Fin de parcours pour Estrada

Par , le 05 janvier 2001 à 00h00

Après plusieurs mois de scandale, le président des Philippines a accepté de quitter le pouvoir. Lâché par l'armée, la police et la plupart de ses ministres, il a quitté, avec sa famille, le palais présidentiel. Il laisse la place à la vice-présidente Gloria Arroyo, qui a prété serment. Au plan judiciaire, Estrada risque la peine de mort.

Joseph Estrada lors de son départ avec sa femme (grande) © INTERNE
Estrada n'est plus président. Lui, le va-t-en guerre lançant ses troupes contre les preneurs d'otages d'Abu Sayyaf, l'ancien acteur de série B devenu magistrat suprême des Philippines, a abandonné. Ereinté par une affaire de corruption, lâché vendredi par son ministre de la Défense et tous les chefs militaires, conspué par des dizaines de milliers de citoyens en plein cœur de Manille, il a fini par renoncer à la tenue d'élections anticipées et a accepté la décision de la Cour suprême, qui a déclaré le pouvoir vacant.


Gloria Arroyo prête serment-
Aussitôt après l'annonce de sa démission, Gloria Arroyo, vice-présidente du pays, a prêté serment. Une cérémonie retransmise en directe à la télévision. La nouvelle présidente a promis d'être un modèle pour ses concitoyens et de venir à bout de la corruption et de la pauvreté aux Philippines. "J'ai le sentiment que Dieu m'a placé à ce tournant de notre histoire", a affirmé Mme Arroyo devant la presse. "Il y a beaucoup à faire et le travail du président est de ceux où il faut travailler dur", a-t-elle ajouté à l'issue de sa prestation de serment. Gloria Arroyo restera au pouvoir jusqu'en 2004, date à laquelle aurait normalement du prendre fin le mandat de Joseph Estrada.
L'épisode Estrada est donc bel et bien terminé, deux ans après une élection triomphale pour un mandat de six ans.

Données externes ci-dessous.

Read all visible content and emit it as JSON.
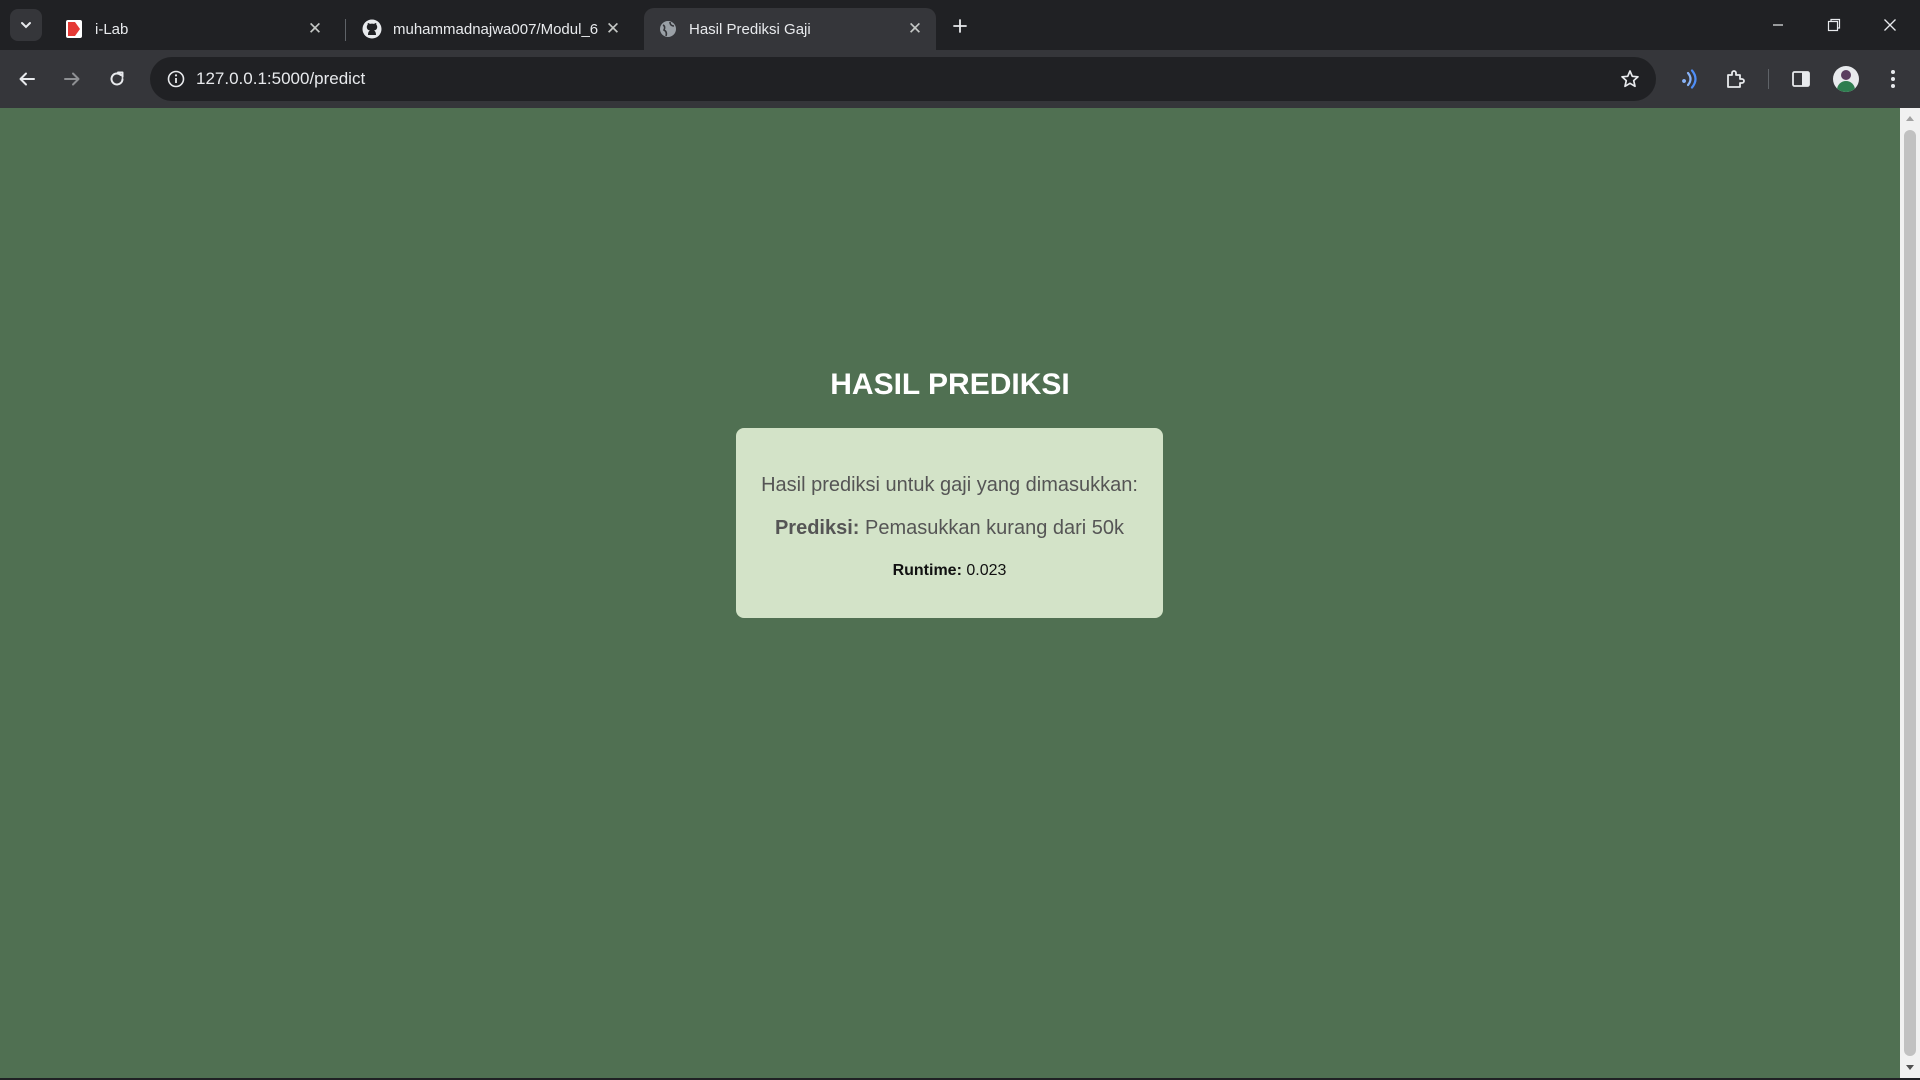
{
  "browser": {
    "tabs": [
      {
        "title": "i-Lab",
        "active": false,
        "favicon": "ilab-favicon"
      },
      {
        "title": "muhammadnajwa007/Modul_6",
        "active": false,
        "favicon": "github-icon"
      },
      {
        "title": "Hasil Prediksi Gaji",
        "active": true,
        "favicon": "globe-icon"
      }
    ],
    "address": "127.0.0.1:5000/predict",
    "colors": {
      "frame": "#202124",
      "toolbar": "#35363a",
      "accent_icon": "#8ab4f8"
    }
  },
  "page": {
    "title": "HASIL PREDIKSI",
    "intro": "Hasil prediksi untuk gaji yang dimasukkan:",
    "prediction_label": "Prediksi:",
    "prediction_value": "Pemasukkan kurang dari 50k",
    "runtime_label": "Runtime:",
    "runtime_value": "0.023",
    "colors": {
      "background": "#507052",
      "card": "#d3e3c8",
      "text": "#555555"
    }
  }
}
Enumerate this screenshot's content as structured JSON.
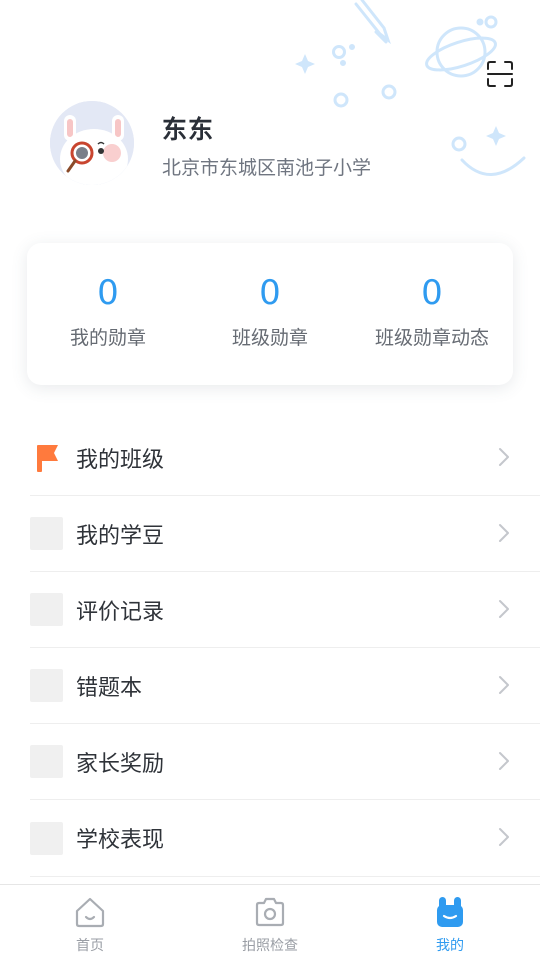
{
  "profile": {
    "name": "东东",
    "school": "北京市东城区南池子小学"
  },
  "stats": [
    {
      "value": "0",
      "label": "我的勋章"
    },
    {
      "value": "0",
      "label": "班级勋章"
    },
    {
      "value": "0",
      "label": "班级勋章动态"
    }
  ],
  "menu": {
    "items": [
      {
        "label": "我的班级",
        "icon": "flag-icon"
      },
      {
        "label": "我的学豆",
        "icon": "placeholder-icon"
      },
      {
        "label": "评价记录",
        "icon": "placeholder-icon"
      },
      {
        "label": "错题本",
        "icon": "placeholder-icon"
      },
      {
        "label": "家长奖励",
        "icon": "placeholder-icon"
      },
      {
        "label": "学校表现",
        "icon": "placeholder-icon"
      }
    ]
  },
  "nav": {
    "items": [
      {
        "label": "首页",
        "icon": "home-icon",
        "active": false
      },
      {
        "label": "拍照检查",
        "icon": "camera-icon",
        "active": false
      },
      {
        "label": "我的",
        "icon": "rabbit-icon",
        "active": true
      }
    ]
  },
  "colors": {
    "accent": "#2f9bf0",
    "flag": "#ff7a3d",
    "text_primary": "#2a2f38",
    "text_secondary": "#6f7580"
  }
}
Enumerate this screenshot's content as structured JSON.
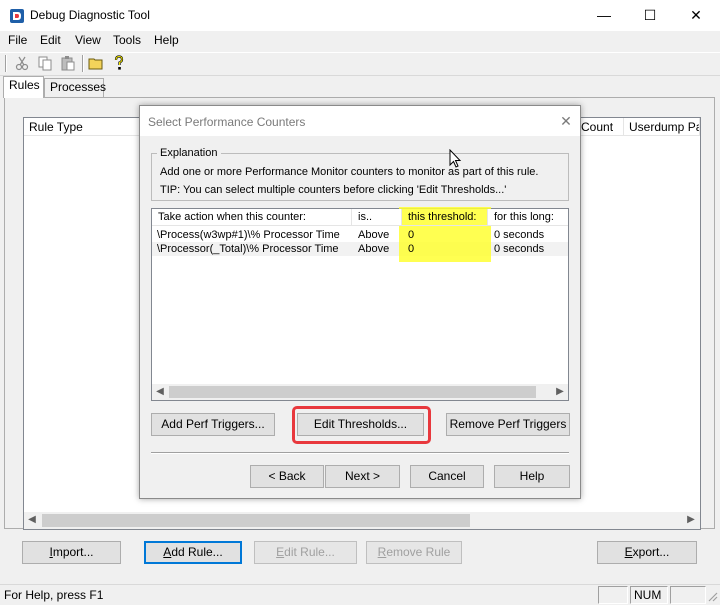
{
  "window": {
    "title": "Debug Diagnostic Tool",
    "icon": "debugdiag-app-icon",
    "controls": {
      "minimize": "—",
      "maximize": "☐",
      "close": "✕"
    }
  },
  "menu": [
    "File",
    "Edit",
    "View",
    "Tools",
    "Help"
  ],
  "toolbar": {
    "icons": [
      "cut-icon",
      "copy-icon",
      "paste-icon",
      "open-folder-icon",
      "help-icon"
    ]
  },
  "tabs": [
    {
      "label": "Rules",
      "active": true
    },
    {
      "label": "Processes",
      "active": false
    }
  ],
  "rules_list": {
    "columns": [
      "Rule Type",
      "Count",
      "Userdump Pat"
    ]
  },
  "main_buttons": {
    "import": {
      "prefix": "",
      "mnemonic": "I",
      "rest": "mport..."
    },
    "add_rule": {
      "prefix": "",
      "mnemonic": "A",
      "rest": "dd Rule..."
    },
    "edit_rule": {
      "prefix": "",
      "mnemonic": "E",
      "rest": "dit Rule..."
    },
    "remove_rule": {
      "prefix": "",
      "mnemonic": "R",
      "rest": "emove Rule"
    },
    "export": {
      "prefix": "",
      "mnemonic": "E",
      "rest": "xport..."
    }
  },
  "statusbar": {
    "text": "For Help, press F1",
    "num": "NUM"
  },
  "dialog": {
    "title": "Select Performance Counters",
    "close": "✕",
    "explanation": {
      "legend": "Explanation",
      "line1": "Add one or more Performance Monitor counters to monitor as part of this rule.",
      "line2": "TIP:  You can select multiple counters before clicking 'Edit Thresholds...'"
    },
    "counters": {
      "columns": [
        "Take action when this counter:",
        "is..",
        "this threshold:",
        "for this long:"
      ],
      "rows": [
        {
          "counter": "\\Process(w3wp#1)\\% Processor Time",
          "is": "Above",
          "threshold": "0",
          "duration": "0 seconds"
        },
        {
          "counter": "\\Processor(_Total)\\% Processor Time",
          "is": "Above",
          "threshold": "0",
          "duration": "0 seconds"
        }
      ]
    },
    "buttons": {
      "add_triggers": "Add Perf Triggers...",
      "edit_thresholds": "Edit Thresholds...",
      "remove_triggers": "Remove Perf Triggers",
      "back": "< Back",
      "next": "Next >",
      "cancel": "Cancel",
      "help": "Help"
    },
    "highlight_color": "#ffff33",
    "annotation_color": "#e8383d"
  }
}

Estrada passible de la peine de mort

Joseph Estrada s'est toujours obstiné à nier les accusations selon lesquelles il aurait touché des millions de dollars des organisateurs de jeux illégaux et détourné de l'argent public. Aussi refusait-il de quitter le pouvoir en arguant qu'il le détenait en application de la Constitution. Maintenant qu'il n'est plus au pouvoir, des poursuites judiciaires vont pouvoir être lancées à son encontre. L'ex-président philippin sera notamment poursuivi pour "pillage économique", un crime puni de mort, a déclaré samedi un porte-parole de la nouvelle présidente Gloria Arroyo. "Il y a des affaires de pillage en cours" contre l'ancien chef de l'Etat devant le tribunal spécial anti-corruption, a précisé M. Alex Magno, porte-parole de l'équipe de transition de MMe Arroyo. "Nous félicitons l'ancien président Estrada pour sa décision de rester (au pays) et de répondre aux accusations contre lui. Nous espérons que la justice suivra son cours, dans la transparence et la crédibilité, dans les semaines et les mois à venir", a-t-il dit.

"Ce que je sais, c'est qu'il frappe les gens. Les hommes, les femmes. Il y a eu des incidents de ce genre dans le passé."

Et la tempête risque de souffler fort sur Joseph Estrada. Même certains de ses proches se sont retournés contre lui. C'est ainsi que l'ex-président, connu pour ses nombreux succès féminins — il a publiquement reconnu avoir 8 enfants illégitimes —, a été accusé jeudi par une de ses anciennes maîtresses de l'avoir battue. Ex-vedette de cinéma et de la chanson, Nora Aunor a donné une conférence de presse à charge contre Estrada, qui a fait jeudi la couverture de tous les journaux. "Ce que je sais, c'est qu'il frappe les gens. Les hommes, les femmes. Il y a eu des incidents de ce genre dans le passé", a déclaré la vedette, qui a affirmé avoir une fois été couverte de bleus en raison des coups que lui avait administrés son amant.